Synthesis and Diversification of Bridged N-Heterocycles via Sequential Transition Metal-Catalyzed Reactions

Abstract

Of major interest to modern synthetic organic chemistry is the use of transition metal catalysis to achieve carbon-carbon bond formation. Over the past 40 years many of these versatile and simple methodologies have been developed including the Heck reaction, Stille coupling, Suzuki coupling, Sonogashira coupling, Buckwald-Hartwig reaction, Tsuji-Trost reaction, Negishi coupling and olefin metathesis. One application of these methods is in the formation of nitrogen-containing heterocycles, an omnipresent feature of many biologically active alkaloids and synthetic drugs.
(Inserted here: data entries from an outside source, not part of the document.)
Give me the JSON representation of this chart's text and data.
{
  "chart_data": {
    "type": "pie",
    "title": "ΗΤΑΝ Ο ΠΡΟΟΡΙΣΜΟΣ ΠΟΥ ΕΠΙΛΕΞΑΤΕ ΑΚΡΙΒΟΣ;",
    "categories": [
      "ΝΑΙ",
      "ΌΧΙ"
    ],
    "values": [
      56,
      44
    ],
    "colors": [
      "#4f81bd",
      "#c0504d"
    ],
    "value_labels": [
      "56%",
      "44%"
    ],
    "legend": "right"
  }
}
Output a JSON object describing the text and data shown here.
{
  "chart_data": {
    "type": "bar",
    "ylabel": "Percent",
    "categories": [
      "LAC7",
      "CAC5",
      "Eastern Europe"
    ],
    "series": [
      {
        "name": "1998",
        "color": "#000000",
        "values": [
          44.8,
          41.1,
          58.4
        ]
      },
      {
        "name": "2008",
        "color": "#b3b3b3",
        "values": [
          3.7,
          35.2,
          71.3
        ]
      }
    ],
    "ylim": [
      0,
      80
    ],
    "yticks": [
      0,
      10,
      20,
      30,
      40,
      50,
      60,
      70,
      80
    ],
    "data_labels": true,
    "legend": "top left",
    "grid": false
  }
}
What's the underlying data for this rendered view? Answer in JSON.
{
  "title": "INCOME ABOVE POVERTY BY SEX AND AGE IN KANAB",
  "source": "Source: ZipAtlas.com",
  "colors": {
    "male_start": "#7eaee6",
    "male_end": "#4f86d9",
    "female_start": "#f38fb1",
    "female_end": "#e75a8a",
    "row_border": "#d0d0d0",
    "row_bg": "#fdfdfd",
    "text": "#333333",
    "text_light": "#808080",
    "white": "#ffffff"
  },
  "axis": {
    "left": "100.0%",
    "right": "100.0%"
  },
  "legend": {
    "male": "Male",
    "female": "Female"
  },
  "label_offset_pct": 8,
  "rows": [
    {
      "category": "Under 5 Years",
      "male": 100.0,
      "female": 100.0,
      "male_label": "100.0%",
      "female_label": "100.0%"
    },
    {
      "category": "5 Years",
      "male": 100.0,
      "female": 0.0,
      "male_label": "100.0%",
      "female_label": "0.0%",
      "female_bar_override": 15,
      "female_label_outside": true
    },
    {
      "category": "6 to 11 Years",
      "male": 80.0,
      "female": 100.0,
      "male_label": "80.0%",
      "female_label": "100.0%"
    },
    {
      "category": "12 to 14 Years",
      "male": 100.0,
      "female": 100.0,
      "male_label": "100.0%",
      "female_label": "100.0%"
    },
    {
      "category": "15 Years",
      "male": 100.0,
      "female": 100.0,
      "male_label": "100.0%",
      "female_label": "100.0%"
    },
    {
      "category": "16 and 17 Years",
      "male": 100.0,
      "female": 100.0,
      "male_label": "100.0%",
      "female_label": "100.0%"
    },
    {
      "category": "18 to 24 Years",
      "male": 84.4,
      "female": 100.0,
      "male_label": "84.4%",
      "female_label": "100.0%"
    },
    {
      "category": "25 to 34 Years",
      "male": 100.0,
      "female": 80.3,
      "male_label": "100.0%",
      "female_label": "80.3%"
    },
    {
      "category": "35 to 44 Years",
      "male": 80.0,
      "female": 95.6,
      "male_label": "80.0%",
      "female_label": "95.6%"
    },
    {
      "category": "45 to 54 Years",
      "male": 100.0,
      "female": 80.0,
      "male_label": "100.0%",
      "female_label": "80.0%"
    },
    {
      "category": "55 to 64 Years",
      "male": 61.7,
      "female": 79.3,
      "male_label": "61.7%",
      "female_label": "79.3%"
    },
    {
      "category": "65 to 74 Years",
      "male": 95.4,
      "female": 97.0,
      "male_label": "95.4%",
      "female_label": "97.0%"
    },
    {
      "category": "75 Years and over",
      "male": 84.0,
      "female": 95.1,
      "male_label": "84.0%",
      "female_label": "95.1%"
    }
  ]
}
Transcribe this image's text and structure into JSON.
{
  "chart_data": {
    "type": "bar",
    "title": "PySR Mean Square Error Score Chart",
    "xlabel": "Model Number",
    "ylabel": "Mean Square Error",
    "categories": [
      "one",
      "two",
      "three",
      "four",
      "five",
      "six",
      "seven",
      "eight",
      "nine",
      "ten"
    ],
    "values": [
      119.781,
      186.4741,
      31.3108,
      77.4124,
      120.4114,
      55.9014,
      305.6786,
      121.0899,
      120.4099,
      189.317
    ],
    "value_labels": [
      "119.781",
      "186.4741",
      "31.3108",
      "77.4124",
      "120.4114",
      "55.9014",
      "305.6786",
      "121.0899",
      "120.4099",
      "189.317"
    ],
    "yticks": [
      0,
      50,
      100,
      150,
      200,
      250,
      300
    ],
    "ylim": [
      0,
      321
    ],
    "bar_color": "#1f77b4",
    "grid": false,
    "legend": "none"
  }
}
The goal of this dissertation is to expand the known applications of sequential transition metal catalysis to the synthesis of highly substituted bridged N-heterocycles and their subsequent diversification. Our future goal is to have the methodologies described herein applied to combinatorial library synthesis. The first project outlines a successful development of a new sequential transistion metal-catalyzed methodology utilizing a copper-catalyzed three-component coupling followed by a palladium-catalyzed Heck cascade to form an aryl-fused isoquinuclidine (2-azabicyclo[2.2.2]octane) core. Diversification of the bridged core is then explored including palladium-catalyzed allylic functionalization and ruthenium-catalyzed cross-metathesis. The second project described herein involves a sequential copper-catalyzed three-component coupling followed by a radical initiated intramolecular cyclization. By this process, diversification of the isoquinuclidine (2-azabicyclo[2.2.2]octane) core is achieved in the initial Cu-catalyzed reaction. The third project describes our preliminary efforts at developing a sequential transition metal-catalyzed method for the preparation of a bicyclobenzazepine (1-azabicyclo[3.2.2]nonane) scaffold and the challenges faced there in.